ECT treatment helps more people with severe depression than ketamine

ECT treatment helps more people with severe depression than ketamine



ECT treatment helps more people with severe depression than ketamine

Researchers at Lund University in Sweden have compared the effects of intravenous ketamine treatment with ECT treatment in severe depression. The results support the view that ketamine is a possible treatment, but also show that ECT treatment helps more people.

In recent years, ketamine has emerged as a new treatment for depression, after studies have shown it to be a fast-acting antidepressant.

“However, the previous studies have all been small with a short follow-up period, so this is the first major randomized clinical study”, says Pouya Movahed Rad, researcher at Lund University and consultant psychiatrist, who led the study.

The researchers examined the antidepressant effect of ketamine and compared it with ECT (electroconvulsive therapy), currently the preferred treatment for very severe depression.

“Ketamine is a controlled drug and needs to be given under supervision, while ECT can cause temporary memory side effects and is resource-intensive as the patient needs to be anesthetized”, says Pouya Movahed Rad.

A total of 63 percent of the patients in the ECT group recovered after the treatment, compared with 46 percent among those who received racemic ketamine intravenously.

While both ECT and ketamine can successfully treat a severely depressed patient, they may not always cure the underlying condition, as depression is generally recurrent. Approximately as large a proportion in the ECT group as in the ketamine group had a relapse within 12 months.
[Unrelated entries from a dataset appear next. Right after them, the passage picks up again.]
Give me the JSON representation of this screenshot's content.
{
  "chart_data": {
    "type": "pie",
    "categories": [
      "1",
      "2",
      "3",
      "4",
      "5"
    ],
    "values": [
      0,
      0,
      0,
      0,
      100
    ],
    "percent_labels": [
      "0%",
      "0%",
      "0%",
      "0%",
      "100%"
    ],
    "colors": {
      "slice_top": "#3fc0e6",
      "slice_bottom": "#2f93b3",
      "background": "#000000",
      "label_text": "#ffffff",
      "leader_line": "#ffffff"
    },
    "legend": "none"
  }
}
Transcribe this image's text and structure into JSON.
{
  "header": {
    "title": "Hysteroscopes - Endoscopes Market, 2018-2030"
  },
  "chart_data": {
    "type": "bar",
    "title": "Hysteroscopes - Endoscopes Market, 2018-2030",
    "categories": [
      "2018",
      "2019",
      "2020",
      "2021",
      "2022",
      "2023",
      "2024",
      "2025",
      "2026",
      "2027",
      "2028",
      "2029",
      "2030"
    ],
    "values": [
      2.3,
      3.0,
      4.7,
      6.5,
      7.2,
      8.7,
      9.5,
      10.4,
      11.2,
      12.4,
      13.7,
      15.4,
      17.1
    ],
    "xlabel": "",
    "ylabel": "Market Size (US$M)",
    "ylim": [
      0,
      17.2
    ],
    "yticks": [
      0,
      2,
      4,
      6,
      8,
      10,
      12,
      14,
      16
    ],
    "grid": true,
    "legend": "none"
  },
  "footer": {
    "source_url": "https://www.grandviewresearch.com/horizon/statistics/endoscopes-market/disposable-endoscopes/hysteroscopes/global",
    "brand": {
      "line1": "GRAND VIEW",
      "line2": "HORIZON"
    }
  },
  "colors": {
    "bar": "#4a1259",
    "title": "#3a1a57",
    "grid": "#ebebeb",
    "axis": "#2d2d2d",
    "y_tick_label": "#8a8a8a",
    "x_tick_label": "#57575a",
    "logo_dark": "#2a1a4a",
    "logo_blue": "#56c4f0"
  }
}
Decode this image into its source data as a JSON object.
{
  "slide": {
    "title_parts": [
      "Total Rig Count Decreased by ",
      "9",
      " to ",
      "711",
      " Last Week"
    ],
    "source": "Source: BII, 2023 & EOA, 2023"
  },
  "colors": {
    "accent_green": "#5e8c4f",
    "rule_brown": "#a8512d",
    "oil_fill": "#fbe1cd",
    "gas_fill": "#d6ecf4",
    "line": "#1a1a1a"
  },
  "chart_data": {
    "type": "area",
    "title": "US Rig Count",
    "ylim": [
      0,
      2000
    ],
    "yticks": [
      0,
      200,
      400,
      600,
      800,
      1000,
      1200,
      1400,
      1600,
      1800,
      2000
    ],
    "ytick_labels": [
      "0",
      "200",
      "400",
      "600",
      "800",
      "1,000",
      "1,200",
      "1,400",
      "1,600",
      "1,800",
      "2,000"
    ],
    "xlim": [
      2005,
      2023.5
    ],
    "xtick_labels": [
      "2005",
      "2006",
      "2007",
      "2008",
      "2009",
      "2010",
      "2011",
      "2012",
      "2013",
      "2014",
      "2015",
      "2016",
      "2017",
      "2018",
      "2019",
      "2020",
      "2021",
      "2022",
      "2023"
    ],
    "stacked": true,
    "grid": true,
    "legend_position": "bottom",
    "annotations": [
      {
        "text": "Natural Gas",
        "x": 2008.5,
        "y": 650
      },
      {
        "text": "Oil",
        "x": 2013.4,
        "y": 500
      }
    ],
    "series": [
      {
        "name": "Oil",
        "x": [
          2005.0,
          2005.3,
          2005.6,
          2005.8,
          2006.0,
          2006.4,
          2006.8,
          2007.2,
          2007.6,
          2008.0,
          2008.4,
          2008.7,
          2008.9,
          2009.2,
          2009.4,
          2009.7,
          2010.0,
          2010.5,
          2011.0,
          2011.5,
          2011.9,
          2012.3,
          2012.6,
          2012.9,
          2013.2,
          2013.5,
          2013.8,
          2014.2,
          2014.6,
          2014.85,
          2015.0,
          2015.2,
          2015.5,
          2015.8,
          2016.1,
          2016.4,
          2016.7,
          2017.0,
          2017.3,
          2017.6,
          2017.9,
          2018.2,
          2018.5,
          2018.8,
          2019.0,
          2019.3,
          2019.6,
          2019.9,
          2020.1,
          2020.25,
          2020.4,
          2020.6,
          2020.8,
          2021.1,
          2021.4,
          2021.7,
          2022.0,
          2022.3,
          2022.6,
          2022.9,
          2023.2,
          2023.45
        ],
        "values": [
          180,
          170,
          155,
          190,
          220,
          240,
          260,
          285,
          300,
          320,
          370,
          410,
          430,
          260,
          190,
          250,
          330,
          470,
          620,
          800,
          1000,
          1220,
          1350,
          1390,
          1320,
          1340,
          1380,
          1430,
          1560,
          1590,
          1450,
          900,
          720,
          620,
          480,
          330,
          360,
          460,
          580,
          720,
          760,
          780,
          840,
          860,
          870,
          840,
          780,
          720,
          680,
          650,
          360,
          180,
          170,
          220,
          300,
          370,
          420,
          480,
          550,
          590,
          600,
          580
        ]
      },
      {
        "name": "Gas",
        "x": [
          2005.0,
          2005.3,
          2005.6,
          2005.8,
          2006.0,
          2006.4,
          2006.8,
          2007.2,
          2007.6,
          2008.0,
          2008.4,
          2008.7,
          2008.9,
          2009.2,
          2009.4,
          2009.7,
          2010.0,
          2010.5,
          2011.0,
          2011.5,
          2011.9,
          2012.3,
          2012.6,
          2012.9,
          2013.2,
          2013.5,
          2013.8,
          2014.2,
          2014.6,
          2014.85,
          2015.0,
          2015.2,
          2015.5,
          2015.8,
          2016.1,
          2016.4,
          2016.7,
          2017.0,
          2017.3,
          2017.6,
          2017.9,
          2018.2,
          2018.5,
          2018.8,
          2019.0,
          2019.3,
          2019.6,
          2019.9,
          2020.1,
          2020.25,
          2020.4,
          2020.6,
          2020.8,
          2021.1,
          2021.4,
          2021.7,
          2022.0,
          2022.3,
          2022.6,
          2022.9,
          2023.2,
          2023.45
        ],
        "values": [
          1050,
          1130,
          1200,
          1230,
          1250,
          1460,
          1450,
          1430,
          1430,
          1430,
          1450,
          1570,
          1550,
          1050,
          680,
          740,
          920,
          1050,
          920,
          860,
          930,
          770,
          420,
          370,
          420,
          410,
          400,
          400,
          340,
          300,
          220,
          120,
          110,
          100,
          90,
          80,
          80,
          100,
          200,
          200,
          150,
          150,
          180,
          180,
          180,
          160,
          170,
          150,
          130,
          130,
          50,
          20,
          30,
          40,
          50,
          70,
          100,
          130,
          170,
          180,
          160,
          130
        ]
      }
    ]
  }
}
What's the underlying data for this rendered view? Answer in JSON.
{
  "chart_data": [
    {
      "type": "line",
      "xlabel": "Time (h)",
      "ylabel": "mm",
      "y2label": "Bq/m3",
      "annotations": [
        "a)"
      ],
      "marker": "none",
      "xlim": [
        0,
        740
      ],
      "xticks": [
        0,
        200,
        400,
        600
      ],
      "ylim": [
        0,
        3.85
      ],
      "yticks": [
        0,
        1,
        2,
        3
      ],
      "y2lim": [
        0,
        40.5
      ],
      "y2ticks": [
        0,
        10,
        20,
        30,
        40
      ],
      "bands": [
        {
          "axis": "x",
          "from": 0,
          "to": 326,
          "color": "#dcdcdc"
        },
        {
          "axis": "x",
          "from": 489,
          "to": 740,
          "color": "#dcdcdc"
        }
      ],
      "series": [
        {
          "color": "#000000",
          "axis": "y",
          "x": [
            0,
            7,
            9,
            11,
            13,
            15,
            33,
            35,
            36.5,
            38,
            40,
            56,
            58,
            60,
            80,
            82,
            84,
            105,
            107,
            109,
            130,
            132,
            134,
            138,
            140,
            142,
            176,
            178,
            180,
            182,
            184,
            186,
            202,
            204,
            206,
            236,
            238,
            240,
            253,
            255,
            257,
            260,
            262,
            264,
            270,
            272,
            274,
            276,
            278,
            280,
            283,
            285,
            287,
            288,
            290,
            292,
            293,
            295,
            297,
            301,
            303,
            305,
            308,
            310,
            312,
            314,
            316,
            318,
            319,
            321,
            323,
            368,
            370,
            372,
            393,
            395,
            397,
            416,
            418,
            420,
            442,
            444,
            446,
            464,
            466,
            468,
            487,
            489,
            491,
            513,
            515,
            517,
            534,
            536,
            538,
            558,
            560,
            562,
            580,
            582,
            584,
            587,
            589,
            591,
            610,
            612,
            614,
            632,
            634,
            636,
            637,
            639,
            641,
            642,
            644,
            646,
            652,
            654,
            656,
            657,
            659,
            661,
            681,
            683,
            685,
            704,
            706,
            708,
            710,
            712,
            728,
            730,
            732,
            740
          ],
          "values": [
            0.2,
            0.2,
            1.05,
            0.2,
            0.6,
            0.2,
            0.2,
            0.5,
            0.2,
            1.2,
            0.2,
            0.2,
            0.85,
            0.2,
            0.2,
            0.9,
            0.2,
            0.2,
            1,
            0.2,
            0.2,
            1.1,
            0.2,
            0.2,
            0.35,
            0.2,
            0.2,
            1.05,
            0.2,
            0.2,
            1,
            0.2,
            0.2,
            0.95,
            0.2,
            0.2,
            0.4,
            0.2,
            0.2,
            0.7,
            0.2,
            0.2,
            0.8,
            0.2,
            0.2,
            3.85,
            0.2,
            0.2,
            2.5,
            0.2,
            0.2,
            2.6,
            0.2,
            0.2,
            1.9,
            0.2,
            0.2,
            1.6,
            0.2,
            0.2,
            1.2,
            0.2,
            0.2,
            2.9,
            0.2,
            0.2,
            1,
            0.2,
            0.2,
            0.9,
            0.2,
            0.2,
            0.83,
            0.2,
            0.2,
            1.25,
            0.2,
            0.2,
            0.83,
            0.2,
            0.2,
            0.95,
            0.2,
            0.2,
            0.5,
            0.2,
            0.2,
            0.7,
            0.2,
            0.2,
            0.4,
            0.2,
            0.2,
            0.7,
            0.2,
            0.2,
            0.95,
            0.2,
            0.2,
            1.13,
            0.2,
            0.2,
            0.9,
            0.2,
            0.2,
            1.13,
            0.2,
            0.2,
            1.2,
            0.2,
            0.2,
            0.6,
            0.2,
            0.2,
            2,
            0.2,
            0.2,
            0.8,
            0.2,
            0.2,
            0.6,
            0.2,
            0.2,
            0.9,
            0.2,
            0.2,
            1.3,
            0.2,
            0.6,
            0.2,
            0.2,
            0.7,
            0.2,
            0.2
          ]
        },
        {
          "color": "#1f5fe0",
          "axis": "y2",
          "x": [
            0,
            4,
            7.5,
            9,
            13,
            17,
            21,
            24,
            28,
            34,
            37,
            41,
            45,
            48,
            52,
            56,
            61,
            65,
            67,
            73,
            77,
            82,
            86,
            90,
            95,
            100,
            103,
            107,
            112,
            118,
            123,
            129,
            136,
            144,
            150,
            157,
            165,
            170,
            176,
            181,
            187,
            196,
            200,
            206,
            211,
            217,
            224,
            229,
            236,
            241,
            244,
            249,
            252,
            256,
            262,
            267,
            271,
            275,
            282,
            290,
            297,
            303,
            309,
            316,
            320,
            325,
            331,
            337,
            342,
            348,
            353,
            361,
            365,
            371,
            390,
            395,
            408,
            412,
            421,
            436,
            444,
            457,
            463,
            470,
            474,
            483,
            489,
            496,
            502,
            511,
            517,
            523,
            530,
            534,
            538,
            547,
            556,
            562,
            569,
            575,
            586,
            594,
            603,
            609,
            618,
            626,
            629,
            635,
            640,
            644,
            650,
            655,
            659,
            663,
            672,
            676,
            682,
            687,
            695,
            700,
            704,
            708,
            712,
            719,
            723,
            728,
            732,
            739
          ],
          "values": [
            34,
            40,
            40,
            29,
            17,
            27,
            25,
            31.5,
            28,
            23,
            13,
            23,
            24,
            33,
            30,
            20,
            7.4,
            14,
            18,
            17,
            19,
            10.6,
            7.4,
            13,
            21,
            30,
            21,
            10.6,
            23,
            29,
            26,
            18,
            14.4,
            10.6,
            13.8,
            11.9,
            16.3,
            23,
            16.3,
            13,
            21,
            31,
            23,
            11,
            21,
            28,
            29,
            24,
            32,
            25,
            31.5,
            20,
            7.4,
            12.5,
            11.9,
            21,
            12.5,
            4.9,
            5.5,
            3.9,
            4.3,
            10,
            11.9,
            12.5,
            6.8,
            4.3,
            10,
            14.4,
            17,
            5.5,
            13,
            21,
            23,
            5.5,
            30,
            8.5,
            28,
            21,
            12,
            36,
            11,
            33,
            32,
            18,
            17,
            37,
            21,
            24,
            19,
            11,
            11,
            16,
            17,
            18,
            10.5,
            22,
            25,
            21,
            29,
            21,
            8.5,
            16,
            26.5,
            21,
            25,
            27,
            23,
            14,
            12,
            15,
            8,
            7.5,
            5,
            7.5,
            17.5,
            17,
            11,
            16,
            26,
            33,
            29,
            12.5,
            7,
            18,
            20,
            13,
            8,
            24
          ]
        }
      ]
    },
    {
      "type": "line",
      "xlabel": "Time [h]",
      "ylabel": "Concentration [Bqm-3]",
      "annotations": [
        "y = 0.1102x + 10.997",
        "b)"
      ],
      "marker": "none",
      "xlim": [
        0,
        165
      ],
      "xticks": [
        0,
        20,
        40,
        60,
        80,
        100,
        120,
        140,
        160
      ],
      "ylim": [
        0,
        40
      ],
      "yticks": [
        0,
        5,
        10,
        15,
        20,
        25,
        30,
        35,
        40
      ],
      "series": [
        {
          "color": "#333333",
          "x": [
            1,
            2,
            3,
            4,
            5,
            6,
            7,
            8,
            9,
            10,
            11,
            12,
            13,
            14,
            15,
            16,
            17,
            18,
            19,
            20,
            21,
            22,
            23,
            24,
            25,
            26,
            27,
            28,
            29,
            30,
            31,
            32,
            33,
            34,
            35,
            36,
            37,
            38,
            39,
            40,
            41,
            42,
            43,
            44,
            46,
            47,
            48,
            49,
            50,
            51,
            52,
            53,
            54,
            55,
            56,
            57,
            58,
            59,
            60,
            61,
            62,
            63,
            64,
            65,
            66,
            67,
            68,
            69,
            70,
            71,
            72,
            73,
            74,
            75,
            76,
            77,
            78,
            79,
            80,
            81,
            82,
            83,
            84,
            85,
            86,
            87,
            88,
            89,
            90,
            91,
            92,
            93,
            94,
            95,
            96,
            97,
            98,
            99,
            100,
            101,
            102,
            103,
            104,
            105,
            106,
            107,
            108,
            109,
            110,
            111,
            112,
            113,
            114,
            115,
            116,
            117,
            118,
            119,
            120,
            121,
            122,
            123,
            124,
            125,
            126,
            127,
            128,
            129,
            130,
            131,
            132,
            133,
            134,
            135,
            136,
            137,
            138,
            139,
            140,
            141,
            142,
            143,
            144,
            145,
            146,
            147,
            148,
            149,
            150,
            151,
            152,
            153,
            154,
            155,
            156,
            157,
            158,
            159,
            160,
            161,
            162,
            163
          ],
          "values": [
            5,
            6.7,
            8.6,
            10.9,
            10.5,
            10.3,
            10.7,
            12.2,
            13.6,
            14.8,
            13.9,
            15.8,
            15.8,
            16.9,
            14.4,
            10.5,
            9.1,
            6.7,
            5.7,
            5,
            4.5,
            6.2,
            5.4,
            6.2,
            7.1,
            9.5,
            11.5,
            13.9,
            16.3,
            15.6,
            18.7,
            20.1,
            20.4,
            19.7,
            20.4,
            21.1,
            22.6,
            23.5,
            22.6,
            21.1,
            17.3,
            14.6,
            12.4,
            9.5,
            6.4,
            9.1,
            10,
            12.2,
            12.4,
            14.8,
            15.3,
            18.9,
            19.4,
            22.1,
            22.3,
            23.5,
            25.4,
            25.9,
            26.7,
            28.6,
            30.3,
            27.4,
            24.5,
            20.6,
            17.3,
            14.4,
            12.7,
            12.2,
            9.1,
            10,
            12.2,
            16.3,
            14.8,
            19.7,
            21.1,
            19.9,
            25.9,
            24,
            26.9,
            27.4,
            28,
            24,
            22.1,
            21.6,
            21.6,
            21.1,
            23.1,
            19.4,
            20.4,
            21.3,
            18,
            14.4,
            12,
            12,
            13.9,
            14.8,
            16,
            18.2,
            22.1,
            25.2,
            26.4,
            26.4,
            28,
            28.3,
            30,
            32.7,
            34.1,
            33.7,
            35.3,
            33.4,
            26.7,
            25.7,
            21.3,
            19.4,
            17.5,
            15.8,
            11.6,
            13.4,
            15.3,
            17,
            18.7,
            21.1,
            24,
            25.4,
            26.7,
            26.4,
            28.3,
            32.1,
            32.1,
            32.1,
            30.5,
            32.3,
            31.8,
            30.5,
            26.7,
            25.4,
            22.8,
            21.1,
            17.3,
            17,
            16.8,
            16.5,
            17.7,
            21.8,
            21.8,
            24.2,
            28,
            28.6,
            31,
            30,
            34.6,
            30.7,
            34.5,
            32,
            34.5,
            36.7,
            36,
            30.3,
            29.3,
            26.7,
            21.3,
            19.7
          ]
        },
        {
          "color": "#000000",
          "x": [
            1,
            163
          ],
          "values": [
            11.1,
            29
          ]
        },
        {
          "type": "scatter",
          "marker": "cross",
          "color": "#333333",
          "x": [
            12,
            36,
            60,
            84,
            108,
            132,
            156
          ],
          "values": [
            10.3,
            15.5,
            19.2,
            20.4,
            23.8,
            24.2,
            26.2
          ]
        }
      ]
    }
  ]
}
“We did not see the rapid effect of ketamine that other studies have shown. Instead, our results indicate that the effect is cumulative, and increases with the number of treatments. Older people generally responded less well to ketamine, while younger people responded as well to ECT as to ketamine”, says Pouya Movahed Rad.

Six treatment sessions were required for both treatments in order to have a full recovery. More participants in the ketamine treatment chose to leave the study, than in the group treated with ECT.

“The group we studied had been offered ECT, but about half of them were now randomized to participate in the intravenous ketamine group. This may have been important because some of the participants chose to discontinue the ketamine treatment prematurely”, says Pouya Movahed Rad.

In the group that received ECT, however, it was somewhat more common with persistent memory difficulties.

“Our results suggest that intravenous ketamine does not cause serious side effects in this patient group. No treatment should be overused, but ketamine should be an acceptable alternative for patients with severe depression. We want to continue by studying the blood samples and other data that we have collected, to see if we can find markers that help us choose the right treatment for the right patient”, concludes Pouya Movahed Rad.